A 13 center city just doesn't happen before cars. The New Jersey people don't want to have to walk 20 minutes to have a word with the Rhode Island people, so whichever area ends up becoming a bit bigger, perhaps due to the presence of the capital building, becomes the place that everyone wants to be. This is especially true of capital cities. It's also hilariously ignored every time any country tries to build a new capital from scratch (see brazilia, islamabad, etc)
the squares that remain today host bums, metro stops, the occasional office worker having lunch on a sunny day, and zero monuments to the glory of federalism and/or commerce.
The perfect metaphors for the Capitol City just won't quit, will they?
Balko is simply incorrect about L'Enfant's vision for what is now the national Mall.

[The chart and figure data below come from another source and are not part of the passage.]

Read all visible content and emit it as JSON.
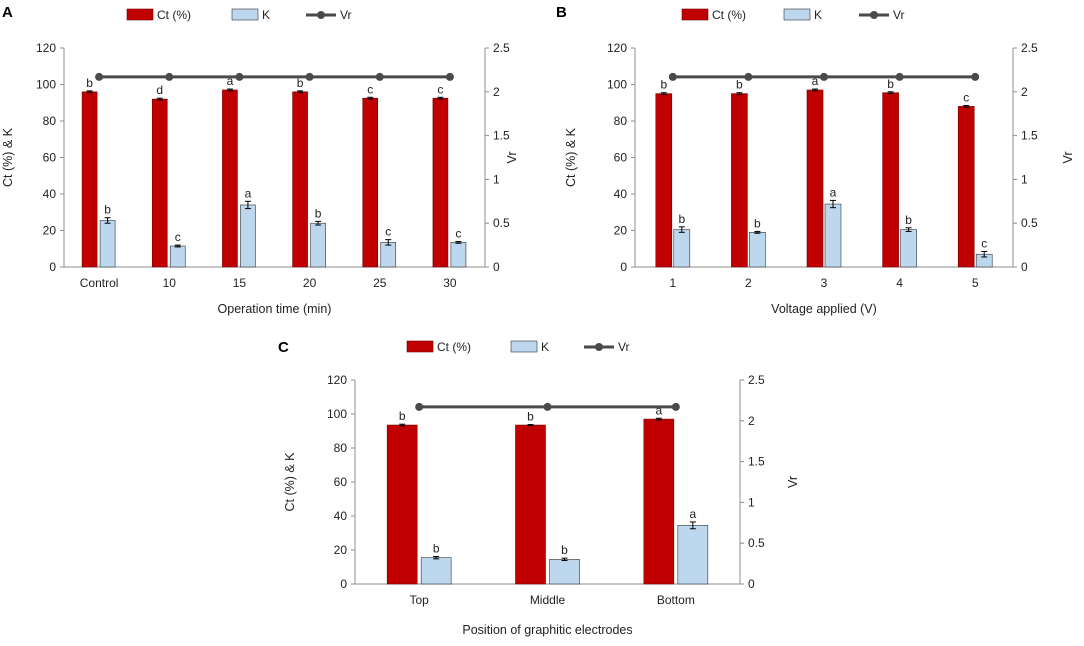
{
  "colors": {
    "ct": "#C00000",
    "k": "#BDD7EE",
    "vr": "#4A4A4A",
    "axis": "#8C8C8C"
  },
  "legend": {
    "ct": "Ct (%)",
    "k": "K",
    "vr": "Vr"
  },
  "chart_data": [
    {
      "panel": "A",
      "type": "bar",
      "xlabel": "Operation time (min)",
      "ylabel_left": "Ct (%) & K",
      "ylabel_right": "Vr",
      "ylim_left": [
        0,
        120
      ],
      "ylim_right": [
        0,
        2.5
      ],
      "yticks_left": [
        "0",
        "20",
        "40",
        "60",
        "80",
        "100",
        "120"
      ],
      "yticks_right": [
        "0",
        "0.5",
        "1",
        "1.5",
        "2",
        "2.5"
      ],
      "categories": [
        "Control",
        "10",
        "15",
        "20",
        "25",
        "30"
      ],
      "series": [
        {
          "name": "Ct (%)",
          "values": [
            96,
            92,
            97,
            96,
            92.5,
            92.5
          ],
          "errors": [
            0.5,
            0.5,
            0.5,
            0.5,
            0.5,
            0.5
          ],
          "labels": [
            "b",
            "d",
            "a",
            "b",
            "c",
            "c"
          ]
        },
        {
          "name": "K",
          "values": [
            25.5,
            11.5,
            34,
            24,
            13.5,
            13.5
          ],
          "errors": [
            1.5,
            0.5,
            2,
            1,
            1.5,
            0.5
          ],
          "labels": [
            "b",
            "c",
            "a",
            "b",
            "c",
            "c"
          ]
        },
        {
          "name": "Vr",
          "values": [
            2.17,
            2.17,
            2.17,
            2.17,
            2.17,
            2.17
          ]
        }
      ]
    },
    {
      "panel": "B",
      "type": "bar",
      "xlabel": "Voltage applied (V)",
      "ylabel_left": "Ct (%) & K",
      "ylabel_right": "Vr",
      "ylim_left": [
        0,
        120
      ],
      "ylim_right": [
        0,
        2.5
      ],
      "yticks_left": [
        "0",
        "20",
        "40",
        "60",
        "80",
        "100",
        "120"
      ],
      "yticks_right": [
        "0",
        "0.5",
        "1",
        "1.5",
        "2",
        "2.5"
      ],
      "categories": [
        "1",
        "2",
        "3",
        "4",
        "5"
      ],
      "series": [
        {
          "name": "Ct (%)",
          "values": [
            95,
            95,
            97,
            95.5,
            88
          ],
          "errors": [
            0.5,
            0.5,
            0.5,
            0.5,
            0.5
          ],
          "labels": [
            "b",
            "b",
            "a",
            "b",
            "c"
          ]
        },
        {
          "name": "K",
          "values": [
            20.5,
            19,
            34.5,
            20.5,
            7
          ],
          "errors": [
            1.5,
            0.5,
            2,
            1,
            1.5
          ],
          "labels": [
            "b",
            "b",
            "a",
            "b",
            "c"
          ]
        },
        {
          "name": "Vr",
          "values": [
            2.17,
            2.17,
            2.17,
            2.17,
            2.17
          ]
        }
      ]
    },
    {
      "panel": "C",
      "type": "bar",
      "xlabel": "Position of graphitic electrodes",
      "ylabel_left": "Ct (%) & K",
      "ylabel_right": "Vr",
      "ylim_left": [
        0,
        120
      ],
      "ylim_right": [
        0,
        2.5
      ],
      "yticks_left": [
        "0",
        "20",
        "40",
        "60",
        "80",
        "100",
        "120"
      ],
      "yticks_right": [
        "0",
        "0.5",
        "1",
        "1.5",
        "2",
        "2.5"
      ],
      "categories": [
        "Top",
        "Middle",
        "Bottom"
      ],
      "series": [
        {
          "name": "Ct (%)",
          "values": [
            93.5,
            93.5,
            97
          ],
          "errors": [
            0.5,
            0.3,
            0.5
          ],
          "labels": [
            "b",
            "b",
            "a"
          ]
        },
        {
          "name": "K",
          "values": [
            15.5,
            14.5,
            34.5
          ],
          "errors": [
            0.7,
            0.7,
            2
          ],
          "labels": [
            "b",
            "b",
            "a"
          ]
        },
        {
          "name": "Vr",
          "values": [
            2.17,
            2.17,
            2.17
          ]
        }
      ]
    }
  ]
}
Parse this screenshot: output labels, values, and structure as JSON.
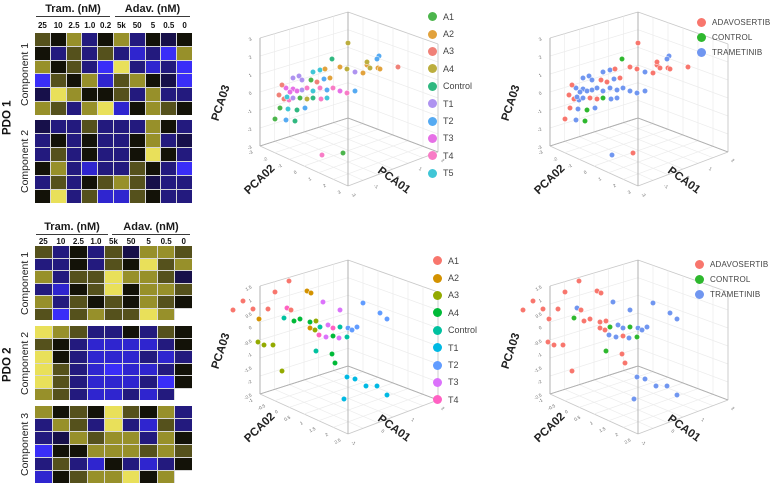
{
  "palette": {
    "heatmap": {
      "Y": "#e9e05a",
      "y": "#97902a",
      "d": "#55511c",
      "k": "#131208",
      "m": "#17104a",
      "n": "#231a7e",
      "b": "#2f25cf",
      "B": "#3a2ef8",
      "w": "#ffffff"
    },
    "grid_line": "#d8d8d8",
    "plot_grid": "#ececec",
    "plot_frame": "#c9c9c9",
    "plot_axis": "#b0b0b0"
  },
  "chart_data": [
    {
      "type": "heatmap",
      "title": "PDO 1",
      "drug_headers": [
        "Tram. (nM)",
        "Adav. (nM)"
      ],
      "col_labels": [
        "25",
        "10",
        "2.5",
        "1.0",
        "0.2",
        "5k",
        "50",
        "5",
        "0.5",
        "0"
      ],
      "colormap": "blue-black-yellow",
      "components": [
        {
          "label": "Component 1",
          "rows": [
            "dkynkynkmk",
            "kndndnbnBy",
            "ykdnBYnbnB",
            "BdkybdykmB",
            "mYykkdnynn",
            "ydnyYbkydk"
          ]
        },
        {
          "label": "Component 2",
          "rows": [
            "mnndnnnykn",
            "nknknnkynm",
            "ndnknnkYkn",
            "kynbnndknB",
            "ndnkdydmnn",
            "kYndbbdknn"
          ]
        }
      ]
    },
    {
      "type": "heatmap",
      "title": "PDO 2",
      "drug_headers": [
        "Tram. (nM)",
        "Adav. (nM)"
      ],
      "col_labels": [
        "25",
        "10",
        "2.5",
        "1.0",
        "5k",
        "50",
        "5",
        "0.5",
        "0"
      ],
      "colormap": "blue-black-yellow",
      "components": [
        {
          "label": "Component 1",
          "rows": [
            "dnkndmyyd",
            "nnkndkYdy",
            "ynddYyydm",
            "nbkdYkyyd",
            "yndkdkydk",
            "dBdyddYyw"
          ]
        },
        {
          "label": "Component 2",
          "rows": [
            "Yydnnkndk",
            "dknbbbbnk",
            "Yknbbbnbn",
            "YdnbBbbnk",
            "YdnbbbnBk",
            "ydnbbnbnw"
          ]
        },
        {
          "label": "Component 3",
          "rows": [
            "ykdkYdkyn",
            "nydnYnbdn",
            "nmydyynyk",
            "Bkkyyydyd",
            "ndnbknbnk",
            "bkdyyYkyw"
          ]
        }
      ]
    },
    {
      "type": "scatter3d",
      "id": "pdo1_by_sample",
      "axes": {
        "x": "PCA01",
        "y": "PCA02",
        "z": "PCA03"
      },
      "ticks": {
        "z": [
          "3",
          "2",
          "1",
          "0",
          "-1",
          "-2",
          "-3"
        ],
        "y": [
          "-3",
          "-2",
          "-1",
          "0",
          "1",
          "2",
          "3"
        ],
        "x": [
          "-2",
          "-1",
          "0",
          "1",
          "2"
        ]
      },
      "legend": [
        {
          "label": "A1",
          "color": "#4CB54C"
        },
        {
          "label": "A2",
          "color": "#E2A23C"
        },
        {
          "label": "A3",
          "color": "#F08178"
        },
        {
          "label": "A4",
          "color": "#BCAE3E"
        },
        {
          "label": "Control",
          "color": "#30B880"
        },
        {
          "label": "T1",
          "color": "#AE93F0"
        },
        {
          "label": "T2",
          "color": "#55AAF2"
        },
        {
          "label": "T3",
          "color": "#E670E6"
        },
        {
          "label": "T4",
          "color": "#F87CC6"
        },
        {
          "label": "T5",
          "color": "#40C6D6"
        }
      ],
      "points": [
        [
          148,
          43,
          "A4"
        ],
        [
          179,
          56,
          "T2"
        ],
        [
          177,
          59,
          "T2"
        ],
        [
          167,
          65,
          "A2"
        ],
        [
          178,
          68,
          "A2"
        ],
        [
          198,
          67,
          "A3"
        ],
        [
          132,
          59,
          "Control"
        ],
        [
          167,
          62,
          "A4"
        ],
        [
          99,
          76,
          "T1"
        ],
        [
          93,
          78,
          "T1"
        ],
        [
          102,
          80,
          "T1"
        ],
        [
          113,
          72,
          "T5"
        ],
        [
          120,
          70,
          "T5"
        ],
        [
          125,
          69,
          "A2"
        ],
        [
          140,
          67,
          "A2"
        ],
        [
          147,
          69,
          "A4"
        ],
        [
          155,
          72,
          "T1"
        ],
        [
          163,
          73,
          "A2"
        ],
        [
          170,
          68,
          "A4"
        ],
        [
          180,
          69,
          "A2"
        ],
        [
          111,
          80,
          "A1"
        ],
        [
          117,
          82,
          "A3"
        ],
        [
          124,
          79,
          "T2"
        ],
        [
          130,
          78,
          "A2"
        ],
        [
          86,
          88,
          "T3"
        ],
        [
          93,
          89,
          "T3"
        ],
        [
          97,
          91,
          "T3"
        ],
        [
          90,
          92,
          "T3"
        ],
        [
          102,
          90,
          "T1"
        ],
        [
          107,
          88,
          "T4"
        ],
        [
          113,
          91,
          "T5"
        ],
        [
          120,
          88,
          "T4"
        ],
        [
          127,
          90,
          "T2"
        ],
        [
          133,
          88,
          "T4"
        ],
        [
          140,
          91,
          "T3"
        ],
        [
          147,
          93,
          "T4"
        ],
        [
          155,
          91,
          "T2"
        ],
        [
          82,
          85,
          "A3"
        ],
        [
          79,
          95,
          "A3"
        ],
        [
          84,
          99,
          "A3"
        ],
        [
          89,
          100,
          "T4"
        ],
        [
          87,
          97,
          "T5"
        ],
        [
          93,
          98,
          "T1"
        ],
        [
          100,
          98,
          "A1"
        ],
        [
          107,
          99,
          "A4"
        ],
        [
          113,
          98,
          "Control"
        ],
        [
          121,
          99,
          "T4"
        ],
        [
          127,
          98,
          "T5"
        ],
        [
          80,
          108,
          "A1"
        ],
        [
          88,
          109,
          "T5"
        ],
        [
          97,
          110,
          "Control"
        ],
        [
          105,
          108,
          "T2"
        ],
        [
          75,
          119,
          "A1"
        ],
        [
          86,
          120,
          "T2"
        ],
        [
          95,
          121,
          "Control"
        ],
        [
          122,
          155,
          "T4"
        ],
        [
          143,
          153,
          "A1"
        ]
      ]
    },
    {
      "type": "scatter3d",
      "id": "pdo1_by_treatment",
      "axes": {
        "x": "PCA01",
        "y": "PCA02",
        "z": "PCA03"
      },
      "ticks": {
        "z": [
          "3",
          "2",
          "1",
          "0",
          "-1",
          "-2",
          "-3"
        ],
        "y": [
          "-3",
          "-2",
          "-1",
          "0",
          "1",
          "2",
          "3"
        ],
        "x": [
          "-2",
          "-1",
          "0",
          "1",
          "2"
        ]
      },
      "legend": [
        {
          "label": "ADAVOSERTIB",
          "color": "#F8766D"
        },
        {
          "label": "CONTROL",
          "color": "#2EB82E"
        },
        {
          "label": "TRAMETINIB",
          "color": "#7096F0"
        }
      ],
      "points_from": "pdo1_by_sample",
      "group_map": {
        "A1": "ADAVOSERTIB",
        "A2": "ADAVOSERTIB",
        "A3": "ADAVOSERTIB",
        "A4": "ADAVOSERTIB",
        "Control": "CONTROL",
        "T1": "TRAMETINIB",
        "T2": "TRAMETINIB",
        "T3": "TRAMETINIB",
        "T4": "TRAMETINIB",
        "T5": "TRAMETINIB"
      }
    },
    {
      "type": "scatter3d",
      "id": "pdo2_by_sample",
      "axes": {
        "x": "PCA01",
        "y": "PCA02",
        "z": "PCA03"
      },
      "ticks": {
        "z": [
          "1.5",
          "1",
          "0.5",
          "0",
          "-0.5",
          "-1",
          "-1.5",
          "-2",
          "-2.5"
        ],
        "y": [
          "-1",
          "-0.5",
          "0",
          "0.5",
          "1",
          "1.5",
          "2",
          "2.5"
        ],
        "x": [
          "-1",
          "0",
          "1",
          "2"
        ]
      },
      "legend": [
        {
          "label": "A1",
          "color": "#F8766D"
        },
        {
          "label": "A2",
          "color": "#D39200"
        },
        {
          "label": "A3",
          "color": "#93AA00"
        },
        {
          "label": "A4",
          "color": "#00BA38"
        },
        {
          "label": "Control",
          "color": "#00C19F"
        },
        {
          "label": "T1",
          "color": "#00B9E3"
        },
        {
          "label": "T2",
          "color": "#619CFF"
        },
        {
          "label": "T3",
          "color": "#DB72FB"
        },
        {
          "label": "T4",
          "color": "#FF61C3"
        }
      ],
      "points": [
        [
          89,
          33,
          "A1"
        ],
        [
          107,
          43,
          "A2"
        ],
        [
          111,
          45,
          "A2"
        ],
        [
          43,
          53,
          "A1"
        ],
        [
          75,
          44,
          "A1"
        ],
        [
          33,
          62,
          "A1"
        ],
        [
          53,
          61,
          "A1"
        ],
        [
          68,
          61,
          "A1"
        ],
        [
          59,
          71,
          "A2"
        ],
        [
          87,
          60,
          "T4"
        ],
        [
          91,
          62,
          "A1"
        ],
        [
          123,
          54,
          "T3"
        ],
        [
          140,
          62,
          "T3"
        ],
        [
          163,
          55,
          "T2"
        ],
        [
          180,
          65,
          "T2"
        ],
        [
          187,
          71,
          "T2"
        ],
        [
          84,
          70,
          "Control"
        ],
        [
          94,
          73,
          "A4"
        ],
        [
          100,
          71,
          "A4"
        ],
        [
          110,
          74,
          "A4"
        ],
        [
          116,
          73,
          "A3"
        ],
        [
          110,
          80,
          "A2"
        ],
        [
          115,
          82,
          "A3"
        ],
        [
          120,
          79,
          "Control"
        ],
        [
          128,
          77,
          "T3"
        ],
        [
          133,
          80,
          "T4"
        ],
        [
          140,
          79,
          "Control"
        ],
        [
          148,
          80,
          "T2"
        ],
        [
          152,
          82,
          "T2"
        ],
        [
          157,
          79,
          "T2"
        ],
        [
          119,
          87,
          "T4"
        ],
        [
          126,
          89,
          "T3"
        ],
        [
          133,
          88,
          "A4"
        ],
        [
          139,
          90,
          "T3"
        ],
        [
          147,
          89,
          "Control"
        ],
        [
          58,
          94,
          "A3"
        ],
        [
          64,
          97,
          "A3"
        ],
        [
          73,
          97,
          "A3"
        ],
        [
          82,
          123,
          "A3"
        ],
        [
          116,
          103,
          "Control"
        ],
        [
          132,
          106,
          "A4"
        ],
        [
          135,
          115,
          "A4"
        ],
        [
          147,
          129,
          "T1"
        ],
        [
          155,
          131,
          "T1"
        ],
        [
          144,
          151,
          "T1"
        ],
        [
          177,
          138,
          "T1"
        ],
        [
          166,
          138,
          "T1"
        ],
        [
          187,
          147,
          "T1"
        ]
      ]
    },
    {
      "type": "scatter3d",
      "id": "pdo2_by_treatment",
      "axes": {
        "x": "PCA01",
        "y": "PCA02",
        "z": "PCA03"
      },
      "ticks": {
        "z": [
          "1.5",
          "1",
          "0.5",
          "0",
          "-0.5",
          "-1",
          "-1.5",
          "-2",
          "-2.5"
        ],
        "y": [
          "-1",
          "-0.5",
          "0",
          "0.5",
          "1",
          "1.5",
          "2",
          "2.5"
        ],
        "x": [
          "-1",
          "0",
          "1",
          "2"
        ]
      },
      "legend": [
        {
          "label": "ADAVOSERTIB",
          "color": "#F8766D"
        },
        {
          "label": "CONTROL",
          "color": "#2EB82E"
        },
        {
          "label": "TRAMETINIB",
          "color": "#7096F0"
        }
      ],
      "points_from": "pdo2_by_sample",
      "group_map": {
        "A1": "ADAVOSERTIB",
        "A2": "ADAVOSERTIB",
        "A3": "ADAVOSERTIB",
        "A4": "ADAVOSERTIB",
        "Control": "CONTROL",
        "T1": "TRAMETINIB",
        "T2": "TRAMETINIB",
        "T3": "TRAMETINIB",
        "T4": "TRAMETINIB"
      }
    }
  ]
}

The Mall is the vision of the McMillan plan of the early 20th Century. L'Enfant envisioned a broad avenue much like the Champs Elysees in Paris or the broad vista approaching Versailles (where he grew up as the son of a bureaucrat).
The grid and spoke system has NOTHING to do with either the Masons or confusing invaders. The tour guides who perpetuate such nonsense really should be flogged.
"Kolohe | June 18, 2008, 2:35pm | #
I always thought the gird and spoke system was designed to make the city easier to defend from invading armys.
I forget, how'd that work out?"
Now we're trying something else in DC. We have the rest of the obese country come visit us and take pictures and do their one day of walking a year here. I think it is foolproof. I don't know how many times they have slowed me down when I am walking through the city, just imagine a large army trying to navigate through these huge masses of flesh.
Really when I see some of these tourists I wonder if gas prices are rising so rapidly because the cars are pulling such bigger loads these days.
Some of the bizarre and uncohesive development is a result not of design but because most of the "city" developed as independent cities.
Until post civil war a good portion of the NoVa cities like Arlington and Alexandria were part of the Federal District. Georgetown had its own charter into the 1870's and most of Northwest was Washington County Maryland. Each operating very independently.
I don't know off hand the exact date but it wasn't until at least the late 1870's that the district took on its current boarders and was governed as an entity. If you are talking about L'Enfant's Washington you are really talking about a much smaller section of the city then what is now the District of Columbia.